Multiple Grouping Variables

# Chunk by both schoolid and yearid
very_big_data <- get_student_daily_attendance() %>%
  collector(schoolid, yearid, verbose = TRUE)

What It Does

  1. Identifies unique values of grouping columns
  2. Filters data for each unique combination
  3. Pulls data in manageable chunks
  4. Combines all chunks into single tibble
  5. Shows progress with encouraging messages (if verbose = TRUE)

When to Use collector()

  • Pulling multiple years of daily attendance
  • Large student-level datasets spanning all schools
  • Historical data spanning many years
  • Any query that previously caused connection failures

Best Practices

1. Always Filter on the Server

# GOOD: Filter before collect()
students_2024 <- get_students() %>%
  filter(schoolid == 12345, enroll_status == 0) %>%
  collect()

# BAD: Pulls ALL students first, then filters in R
students_2024 <- get_students() %>%
  collect() %>%
  filter(schoolid == 12345, enroll_status == 0)

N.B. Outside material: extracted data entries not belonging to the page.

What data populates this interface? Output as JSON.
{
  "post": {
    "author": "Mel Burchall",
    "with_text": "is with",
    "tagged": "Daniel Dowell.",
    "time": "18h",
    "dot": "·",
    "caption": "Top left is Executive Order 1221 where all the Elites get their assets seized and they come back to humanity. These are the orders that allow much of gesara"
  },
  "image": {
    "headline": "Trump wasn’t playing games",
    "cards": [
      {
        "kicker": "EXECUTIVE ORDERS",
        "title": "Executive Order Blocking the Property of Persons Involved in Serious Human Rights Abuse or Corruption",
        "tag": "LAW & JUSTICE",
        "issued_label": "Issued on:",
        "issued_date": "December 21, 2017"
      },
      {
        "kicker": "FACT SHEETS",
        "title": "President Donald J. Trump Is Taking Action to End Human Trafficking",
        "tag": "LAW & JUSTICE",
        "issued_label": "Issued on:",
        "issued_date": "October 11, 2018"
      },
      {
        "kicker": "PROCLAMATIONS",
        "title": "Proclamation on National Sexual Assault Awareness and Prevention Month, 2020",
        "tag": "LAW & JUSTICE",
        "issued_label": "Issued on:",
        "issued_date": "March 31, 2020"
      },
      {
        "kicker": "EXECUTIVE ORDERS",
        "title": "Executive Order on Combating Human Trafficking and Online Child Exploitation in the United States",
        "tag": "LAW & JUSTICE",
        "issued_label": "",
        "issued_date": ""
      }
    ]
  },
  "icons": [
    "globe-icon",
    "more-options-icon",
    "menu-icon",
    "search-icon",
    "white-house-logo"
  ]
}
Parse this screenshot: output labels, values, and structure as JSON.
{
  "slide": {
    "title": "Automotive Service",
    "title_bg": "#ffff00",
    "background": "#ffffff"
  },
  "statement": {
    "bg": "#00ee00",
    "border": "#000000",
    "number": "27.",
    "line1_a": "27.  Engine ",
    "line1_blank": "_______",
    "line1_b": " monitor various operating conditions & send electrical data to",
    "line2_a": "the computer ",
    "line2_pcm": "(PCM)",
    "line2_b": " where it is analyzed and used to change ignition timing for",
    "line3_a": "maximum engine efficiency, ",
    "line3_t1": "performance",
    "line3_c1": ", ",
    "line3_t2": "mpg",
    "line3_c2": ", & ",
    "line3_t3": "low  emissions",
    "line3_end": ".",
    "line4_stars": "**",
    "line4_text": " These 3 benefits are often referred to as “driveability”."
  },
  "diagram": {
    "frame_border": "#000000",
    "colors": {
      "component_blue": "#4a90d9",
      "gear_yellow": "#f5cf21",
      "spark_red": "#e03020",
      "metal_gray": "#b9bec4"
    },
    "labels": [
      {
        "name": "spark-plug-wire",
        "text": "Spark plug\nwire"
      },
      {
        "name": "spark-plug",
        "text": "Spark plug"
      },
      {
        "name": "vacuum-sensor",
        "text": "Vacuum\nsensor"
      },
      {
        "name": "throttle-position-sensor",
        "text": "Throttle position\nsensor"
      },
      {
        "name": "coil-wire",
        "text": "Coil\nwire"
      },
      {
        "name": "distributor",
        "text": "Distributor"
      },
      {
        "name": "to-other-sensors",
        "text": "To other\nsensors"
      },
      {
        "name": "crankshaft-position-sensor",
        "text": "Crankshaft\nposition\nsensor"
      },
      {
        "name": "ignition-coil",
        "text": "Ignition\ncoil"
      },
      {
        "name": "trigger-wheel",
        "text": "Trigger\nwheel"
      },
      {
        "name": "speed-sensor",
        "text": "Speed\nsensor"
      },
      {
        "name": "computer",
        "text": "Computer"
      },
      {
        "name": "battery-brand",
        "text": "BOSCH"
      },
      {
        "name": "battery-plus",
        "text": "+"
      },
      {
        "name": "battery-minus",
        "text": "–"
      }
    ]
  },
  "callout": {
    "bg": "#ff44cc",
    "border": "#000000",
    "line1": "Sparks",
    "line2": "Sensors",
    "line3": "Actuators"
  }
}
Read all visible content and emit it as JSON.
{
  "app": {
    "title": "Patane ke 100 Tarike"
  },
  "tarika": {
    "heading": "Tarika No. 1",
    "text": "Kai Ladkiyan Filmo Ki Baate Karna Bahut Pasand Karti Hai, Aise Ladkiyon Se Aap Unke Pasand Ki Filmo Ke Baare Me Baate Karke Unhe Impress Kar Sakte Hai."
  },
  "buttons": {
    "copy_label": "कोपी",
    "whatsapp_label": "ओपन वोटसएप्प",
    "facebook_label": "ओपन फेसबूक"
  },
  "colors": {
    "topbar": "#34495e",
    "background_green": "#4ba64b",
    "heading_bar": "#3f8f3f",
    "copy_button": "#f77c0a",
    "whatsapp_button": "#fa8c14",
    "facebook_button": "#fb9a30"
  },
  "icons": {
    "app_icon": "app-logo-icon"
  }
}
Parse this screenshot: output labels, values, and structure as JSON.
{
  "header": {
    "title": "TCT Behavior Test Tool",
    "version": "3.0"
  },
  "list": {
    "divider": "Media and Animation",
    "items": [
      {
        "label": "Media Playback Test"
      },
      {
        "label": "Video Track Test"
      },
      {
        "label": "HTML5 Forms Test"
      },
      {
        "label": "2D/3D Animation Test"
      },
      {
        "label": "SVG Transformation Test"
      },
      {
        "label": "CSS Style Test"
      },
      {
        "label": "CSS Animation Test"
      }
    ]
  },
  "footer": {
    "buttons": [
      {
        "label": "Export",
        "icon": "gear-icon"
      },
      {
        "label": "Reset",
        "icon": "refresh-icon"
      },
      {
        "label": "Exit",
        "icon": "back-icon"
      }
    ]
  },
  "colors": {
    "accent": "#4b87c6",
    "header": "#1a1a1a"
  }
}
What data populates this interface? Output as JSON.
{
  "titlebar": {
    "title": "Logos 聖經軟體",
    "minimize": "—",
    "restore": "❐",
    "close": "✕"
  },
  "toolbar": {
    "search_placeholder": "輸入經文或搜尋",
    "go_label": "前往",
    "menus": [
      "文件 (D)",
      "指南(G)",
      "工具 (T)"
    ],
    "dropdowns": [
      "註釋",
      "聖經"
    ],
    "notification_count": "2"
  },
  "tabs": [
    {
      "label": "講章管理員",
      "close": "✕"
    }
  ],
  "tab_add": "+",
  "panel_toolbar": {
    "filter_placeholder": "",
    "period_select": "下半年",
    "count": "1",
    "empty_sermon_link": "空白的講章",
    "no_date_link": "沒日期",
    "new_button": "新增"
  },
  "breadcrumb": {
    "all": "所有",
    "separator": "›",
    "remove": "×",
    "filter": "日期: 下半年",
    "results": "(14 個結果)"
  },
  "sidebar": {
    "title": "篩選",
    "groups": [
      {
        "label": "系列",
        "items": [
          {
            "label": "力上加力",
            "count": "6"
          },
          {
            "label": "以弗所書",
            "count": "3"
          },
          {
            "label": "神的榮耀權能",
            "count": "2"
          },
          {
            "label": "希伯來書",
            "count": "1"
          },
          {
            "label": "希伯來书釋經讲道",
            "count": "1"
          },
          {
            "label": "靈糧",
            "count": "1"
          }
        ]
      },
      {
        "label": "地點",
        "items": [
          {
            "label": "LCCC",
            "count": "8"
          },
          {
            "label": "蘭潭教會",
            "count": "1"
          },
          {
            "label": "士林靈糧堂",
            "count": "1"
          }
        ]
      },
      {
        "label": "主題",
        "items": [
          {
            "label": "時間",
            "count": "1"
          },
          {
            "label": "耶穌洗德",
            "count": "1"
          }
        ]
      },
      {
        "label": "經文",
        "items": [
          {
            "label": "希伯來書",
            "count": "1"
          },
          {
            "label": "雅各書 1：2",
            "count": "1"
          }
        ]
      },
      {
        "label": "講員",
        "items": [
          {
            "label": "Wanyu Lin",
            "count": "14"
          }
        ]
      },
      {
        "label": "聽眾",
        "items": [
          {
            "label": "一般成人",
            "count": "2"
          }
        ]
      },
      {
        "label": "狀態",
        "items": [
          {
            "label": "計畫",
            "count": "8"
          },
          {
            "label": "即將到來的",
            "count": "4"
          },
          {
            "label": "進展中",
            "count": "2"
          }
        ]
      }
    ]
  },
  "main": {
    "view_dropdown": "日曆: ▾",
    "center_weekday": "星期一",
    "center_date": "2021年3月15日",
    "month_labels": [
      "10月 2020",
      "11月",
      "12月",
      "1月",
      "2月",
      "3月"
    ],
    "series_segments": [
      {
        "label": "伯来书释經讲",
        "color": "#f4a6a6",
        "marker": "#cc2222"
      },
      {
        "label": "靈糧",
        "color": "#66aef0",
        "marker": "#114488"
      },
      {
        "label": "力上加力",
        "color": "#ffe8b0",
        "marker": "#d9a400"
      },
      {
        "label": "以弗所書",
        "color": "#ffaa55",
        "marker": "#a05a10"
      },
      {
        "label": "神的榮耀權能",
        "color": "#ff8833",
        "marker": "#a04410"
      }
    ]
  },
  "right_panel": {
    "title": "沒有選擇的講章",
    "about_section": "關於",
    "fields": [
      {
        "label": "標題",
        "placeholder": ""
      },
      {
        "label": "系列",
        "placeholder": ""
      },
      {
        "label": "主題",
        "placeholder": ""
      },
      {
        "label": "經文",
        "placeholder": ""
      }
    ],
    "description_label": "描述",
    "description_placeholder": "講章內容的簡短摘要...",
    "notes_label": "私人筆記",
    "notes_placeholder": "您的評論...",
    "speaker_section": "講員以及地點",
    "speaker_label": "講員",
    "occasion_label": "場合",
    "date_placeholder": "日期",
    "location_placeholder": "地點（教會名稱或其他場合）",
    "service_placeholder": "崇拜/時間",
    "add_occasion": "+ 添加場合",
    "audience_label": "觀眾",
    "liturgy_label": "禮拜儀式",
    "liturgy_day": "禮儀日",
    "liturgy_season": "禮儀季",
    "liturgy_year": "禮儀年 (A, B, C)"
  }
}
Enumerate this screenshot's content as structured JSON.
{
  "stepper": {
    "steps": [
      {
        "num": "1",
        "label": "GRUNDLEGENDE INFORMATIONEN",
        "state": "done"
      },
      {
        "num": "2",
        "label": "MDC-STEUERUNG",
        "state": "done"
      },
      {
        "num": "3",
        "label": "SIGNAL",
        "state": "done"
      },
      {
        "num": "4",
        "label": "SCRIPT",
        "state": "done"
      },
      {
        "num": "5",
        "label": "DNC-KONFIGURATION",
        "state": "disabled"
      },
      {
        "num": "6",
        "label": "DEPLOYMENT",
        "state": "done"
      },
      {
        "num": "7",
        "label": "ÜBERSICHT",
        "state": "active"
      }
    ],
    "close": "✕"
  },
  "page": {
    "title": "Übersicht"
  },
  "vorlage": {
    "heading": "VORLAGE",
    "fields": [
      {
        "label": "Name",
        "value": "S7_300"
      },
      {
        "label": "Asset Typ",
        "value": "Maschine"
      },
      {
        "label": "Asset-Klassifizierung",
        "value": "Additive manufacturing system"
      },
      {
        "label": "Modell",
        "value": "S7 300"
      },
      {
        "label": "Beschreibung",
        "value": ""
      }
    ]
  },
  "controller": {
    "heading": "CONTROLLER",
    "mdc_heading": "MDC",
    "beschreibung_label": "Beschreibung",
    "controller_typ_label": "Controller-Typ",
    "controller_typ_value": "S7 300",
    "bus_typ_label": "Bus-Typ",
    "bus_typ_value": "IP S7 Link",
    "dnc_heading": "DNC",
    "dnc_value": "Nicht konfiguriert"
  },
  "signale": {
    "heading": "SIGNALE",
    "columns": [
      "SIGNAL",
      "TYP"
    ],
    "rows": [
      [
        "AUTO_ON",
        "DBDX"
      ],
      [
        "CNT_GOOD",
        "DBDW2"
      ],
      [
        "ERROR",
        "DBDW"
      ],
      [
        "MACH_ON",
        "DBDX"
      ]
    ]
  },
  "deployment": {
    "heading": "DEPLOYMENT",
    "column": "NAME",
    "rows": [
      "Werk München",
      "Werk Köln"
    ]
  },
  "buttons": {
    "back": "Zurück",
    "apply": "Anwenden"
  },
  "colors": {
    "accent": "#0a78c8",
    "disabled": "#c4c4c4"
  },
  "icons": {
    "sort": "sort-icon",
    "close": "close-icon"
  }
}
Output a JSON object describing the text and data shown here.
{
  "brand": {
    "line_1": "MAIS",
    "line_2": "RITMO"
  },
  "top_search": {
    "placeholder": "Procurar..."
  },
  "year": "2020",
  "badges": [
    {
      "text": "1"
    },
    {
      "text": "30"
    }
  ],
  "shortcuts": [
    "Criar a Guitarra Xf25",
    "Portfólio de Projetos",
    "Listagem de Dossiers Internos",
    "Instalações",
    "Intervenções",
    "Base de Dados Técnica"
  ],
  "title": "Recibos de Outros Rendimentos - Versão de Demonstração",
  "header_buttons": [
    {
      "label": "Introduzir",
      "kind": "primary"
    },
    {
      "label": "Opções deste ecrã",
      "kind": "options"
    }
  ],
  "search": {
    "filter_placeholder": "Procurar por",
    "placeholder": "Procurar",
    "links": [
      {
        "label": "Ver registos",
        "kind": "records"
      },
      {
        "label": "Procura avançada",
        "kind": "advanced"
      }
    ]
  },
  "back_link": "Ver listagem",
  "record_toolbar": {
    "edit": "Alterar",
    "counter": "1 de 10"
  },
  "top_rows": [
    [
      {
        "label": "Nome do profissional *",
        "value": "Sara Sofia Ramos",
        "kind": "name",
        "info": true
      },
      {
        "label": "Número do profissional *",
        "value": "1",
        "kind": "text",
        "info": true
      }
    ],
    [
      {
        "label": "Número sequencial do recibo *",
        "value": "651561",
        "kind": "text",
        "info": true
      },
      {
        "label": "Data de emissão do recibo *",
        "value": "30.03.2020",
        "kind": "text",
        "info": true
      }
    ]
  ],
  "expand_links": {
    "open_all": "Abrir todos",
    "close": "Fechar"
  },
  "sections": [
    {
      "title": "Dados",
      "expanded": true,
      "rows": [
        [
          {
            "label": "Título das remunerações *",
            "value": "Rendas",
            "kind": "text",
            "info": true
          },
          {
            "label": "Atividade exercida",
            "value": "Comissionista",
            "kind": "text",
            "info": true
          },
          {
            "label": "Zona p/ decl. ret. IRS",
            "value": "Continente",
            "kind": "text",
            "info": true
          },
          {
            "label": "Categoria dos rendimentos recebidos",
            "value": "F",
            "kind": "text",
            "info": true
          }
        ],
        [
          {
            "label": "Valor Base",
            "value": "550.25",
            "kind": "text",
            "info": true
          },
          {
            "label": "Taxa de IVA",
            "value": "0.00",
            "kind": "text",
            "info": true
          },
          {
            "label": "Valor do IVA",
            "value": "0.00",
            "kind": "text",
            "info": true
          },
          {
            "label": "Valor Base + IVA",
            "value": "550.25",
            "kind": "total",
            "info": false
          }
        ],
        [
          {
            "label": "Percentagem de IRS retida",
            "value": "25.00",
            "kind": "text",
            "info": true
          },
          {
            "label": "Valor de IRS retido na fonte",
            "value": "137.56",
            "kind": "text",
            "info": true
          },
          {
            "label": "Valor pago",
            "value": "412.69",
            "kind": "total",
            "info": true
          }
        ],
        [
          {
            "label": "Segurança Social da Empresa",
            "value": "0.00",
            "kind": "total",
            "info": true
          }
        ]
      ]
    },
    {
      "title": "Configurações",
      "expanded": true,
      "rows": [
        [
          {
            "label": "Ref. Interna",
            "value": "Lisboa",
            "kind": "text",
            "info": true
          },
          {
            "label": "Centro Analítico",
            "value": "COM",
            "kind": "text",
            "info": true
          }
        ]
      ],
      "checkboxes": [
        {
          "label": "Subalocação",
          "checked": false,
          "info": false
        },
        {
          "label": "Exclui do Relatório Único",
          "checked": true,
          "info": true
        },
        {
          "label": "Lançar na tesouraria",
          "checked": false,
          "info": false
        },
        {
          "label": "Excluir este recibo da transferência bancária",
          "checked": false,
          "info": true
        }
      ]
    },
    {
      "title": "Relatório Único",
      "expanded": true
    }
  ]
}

2. Select Only Needed Columns

# GOOD: Select columns on server
students_subset <- get_students() %>%
  select(student_number, first_name, last_name, grade_level) %>%
  collect()

# AVOID: Pulling all 50+ columns when you only need 4
students_all <- get_students() %>% collect()

3. Preview Before Pulling

# Build your query
query <- get_students() %>%
  filter(grade_level >= 9) %>%
  select(student_number, first_name, last_name)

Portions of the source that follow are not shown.